Natural Language Interaction with a Household Electricity Knowledge-based Digital Twin
This work addresses the need for reliable AI-driven insights in specialized sectors like energy data analysis, though it is incremental as it applies existing RAG techniques to a new domain.
The paper tackled the problem of improving the accuracy and quality of natural language question answering about household electricity data by using Retrieval Augmented Generation (RAG) with a knowledge-based digital twin, finding that it reduces incorrect information and significantly enhances output quality compared to standalone LLMs like ChatGPT, Gemini, and Llama.

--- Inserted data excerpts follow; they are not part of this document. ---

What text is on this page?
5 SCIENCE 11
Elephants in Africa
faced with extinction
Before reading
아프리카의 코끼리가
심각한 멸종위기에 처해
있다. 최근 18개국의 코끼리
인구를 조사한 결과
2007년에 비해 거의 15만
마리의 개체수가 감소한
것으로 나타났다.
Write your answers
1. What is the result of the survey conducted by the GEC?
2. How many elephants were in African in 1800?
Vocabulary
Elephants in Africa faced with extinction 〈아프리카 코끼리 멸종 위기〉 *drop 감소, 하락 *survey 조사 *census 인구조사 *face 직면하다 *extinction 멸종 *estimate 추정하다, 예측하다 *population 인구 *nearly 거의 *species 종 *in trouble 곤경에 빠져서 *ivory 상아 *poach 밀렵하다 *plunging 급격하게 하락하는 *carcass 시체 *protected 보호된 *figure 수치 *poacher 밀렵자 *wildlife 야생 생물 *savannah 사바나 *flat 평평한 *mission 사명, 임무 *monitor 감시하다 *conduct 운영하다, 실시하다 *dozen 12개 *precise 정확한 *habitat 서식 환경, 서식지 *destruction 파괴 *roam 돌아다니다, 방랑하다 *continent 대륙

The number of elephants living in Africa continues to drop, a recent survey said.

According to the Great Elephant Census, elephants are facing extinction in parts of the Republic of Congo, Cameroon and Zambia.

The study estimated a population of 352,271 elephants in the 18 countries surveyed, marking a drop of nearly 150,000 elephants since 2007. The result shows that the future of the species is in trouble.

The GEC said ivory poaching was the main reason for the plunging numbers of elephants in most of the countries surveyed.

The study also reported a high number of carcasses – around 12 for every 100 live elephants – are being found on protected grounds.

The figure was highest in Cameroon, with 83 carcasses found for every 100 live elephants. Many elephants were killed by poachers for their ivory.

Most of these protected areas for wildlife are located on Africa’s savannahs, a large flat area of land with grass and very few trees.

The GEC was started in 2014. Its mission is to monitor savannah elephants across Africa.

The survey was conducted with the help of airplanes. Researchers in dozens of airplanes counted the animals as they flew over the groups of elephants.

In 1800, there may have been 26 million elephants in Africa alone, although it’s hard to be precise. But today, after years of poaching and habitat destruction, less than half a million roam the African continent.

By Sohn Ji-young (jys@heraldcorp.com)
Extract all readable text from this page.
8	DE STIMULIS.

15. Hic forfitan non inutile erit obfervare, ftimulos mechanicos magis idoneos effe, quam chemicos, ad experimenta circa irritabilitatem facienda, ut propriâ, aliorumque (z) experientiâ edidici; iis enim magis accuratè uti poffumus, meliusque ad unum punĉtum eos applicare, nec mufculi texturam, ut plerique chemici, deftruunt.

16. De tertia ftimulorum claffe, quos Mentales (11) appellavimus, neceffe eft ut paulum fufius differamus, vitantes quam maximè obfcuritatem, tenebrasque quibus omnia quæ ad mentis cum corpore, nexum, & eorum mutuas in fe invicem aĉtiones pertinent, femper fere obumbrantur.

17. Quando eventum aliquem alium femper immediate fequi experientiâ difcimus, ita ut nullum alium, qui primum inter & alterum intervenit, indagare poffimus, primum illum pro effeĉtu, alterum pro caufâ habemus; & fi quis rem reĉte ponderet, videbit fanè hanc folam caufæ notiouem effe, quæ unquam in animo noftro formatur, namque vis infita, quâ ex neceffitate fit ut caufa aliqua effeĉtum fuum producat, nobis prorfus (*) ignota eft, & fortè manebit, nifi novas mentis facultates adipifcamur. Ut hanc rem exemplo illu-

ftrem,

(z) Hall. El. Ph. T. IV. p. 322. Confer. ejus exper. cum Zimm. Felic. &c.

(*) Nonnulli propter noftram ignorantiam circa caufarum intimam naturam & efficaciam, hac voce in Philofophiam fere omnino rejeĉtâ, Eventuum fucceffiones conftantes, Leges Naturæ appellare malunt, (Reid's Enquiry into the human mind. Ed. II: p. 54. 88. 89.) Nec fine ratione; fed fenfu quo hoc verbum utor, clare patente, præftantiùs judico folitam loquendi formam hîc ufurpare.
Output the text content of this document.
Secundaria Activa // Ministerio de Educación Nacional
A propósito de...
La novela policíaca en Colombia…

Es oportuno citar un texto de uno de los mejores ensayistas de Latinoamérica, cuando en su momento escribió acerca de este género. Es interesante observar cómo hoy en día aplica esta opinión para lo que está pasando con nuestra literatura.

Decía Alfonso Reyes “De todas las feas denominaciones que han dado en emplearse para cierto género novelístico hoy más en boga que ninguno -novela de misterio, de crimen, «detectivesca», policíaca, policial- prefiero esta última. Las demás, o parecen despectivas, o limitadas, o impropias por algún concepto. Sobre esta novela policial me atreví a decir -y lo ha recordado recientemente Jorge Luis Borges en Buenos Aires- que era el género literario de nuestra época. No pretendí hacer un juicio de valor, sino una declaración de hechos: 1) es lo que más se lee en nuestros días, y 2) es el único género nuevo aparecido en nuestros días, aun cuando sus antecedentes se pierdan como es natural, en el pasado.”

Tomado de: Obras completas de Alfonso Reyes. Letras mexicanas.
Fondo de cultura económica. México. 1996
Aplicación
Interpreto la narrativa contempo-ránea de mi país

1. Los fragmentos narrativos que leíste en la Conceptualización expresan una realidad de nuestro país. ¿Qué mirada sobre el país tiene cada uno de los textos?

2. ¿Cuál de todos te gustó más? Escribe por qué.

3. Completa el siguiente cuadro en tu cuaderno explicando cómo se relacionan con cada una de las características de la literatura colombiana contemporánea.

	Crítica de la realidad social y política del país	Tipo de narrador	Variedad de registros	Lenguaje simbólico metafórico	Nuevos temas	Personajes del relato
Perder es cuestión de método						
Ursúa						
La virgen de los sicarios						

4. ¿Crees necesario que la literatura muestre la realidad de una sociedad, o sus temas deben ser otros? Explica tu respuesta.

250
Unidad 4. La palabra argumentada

Domain specific digital twins, representing a digital replica of various segments of the smart grid, are foreseen as able to model, simulate, and control the respective segments. At the same time, knowledge-based digital twins, coupled with AI, may also empower humans to understand aspects of the system through natural language interaction in view of planning and policy making. This paper is the first to assess and report on the potential of Retrieval Augmented Generation (RAG) question answers related to household electrical energy measurement aspects leveraging a knowledge-based energy digital twin. Relying on the recently published electricity consumption knowledge graph that actually represents a knowledge-based digital twin, we study the capabilities of ChatGPT, Gemini and Llama in answering electricity related questions. Furthermore, we compare the answers with the ones generated through a RAG techniques that leverages an existing electricity knowledge-based digital twin. Our findings illustrate that the RAG approach not only reduces the incidence of incorrect information typically generated by LLMs but also significantly improves the quality of the output by grounding responses in verifiable data. This paper details our methodology, presents a comparative analysis of responses with and without RAG, and discusses the implications of our findings for future applications of AI in specialized sectors like energy data analysis.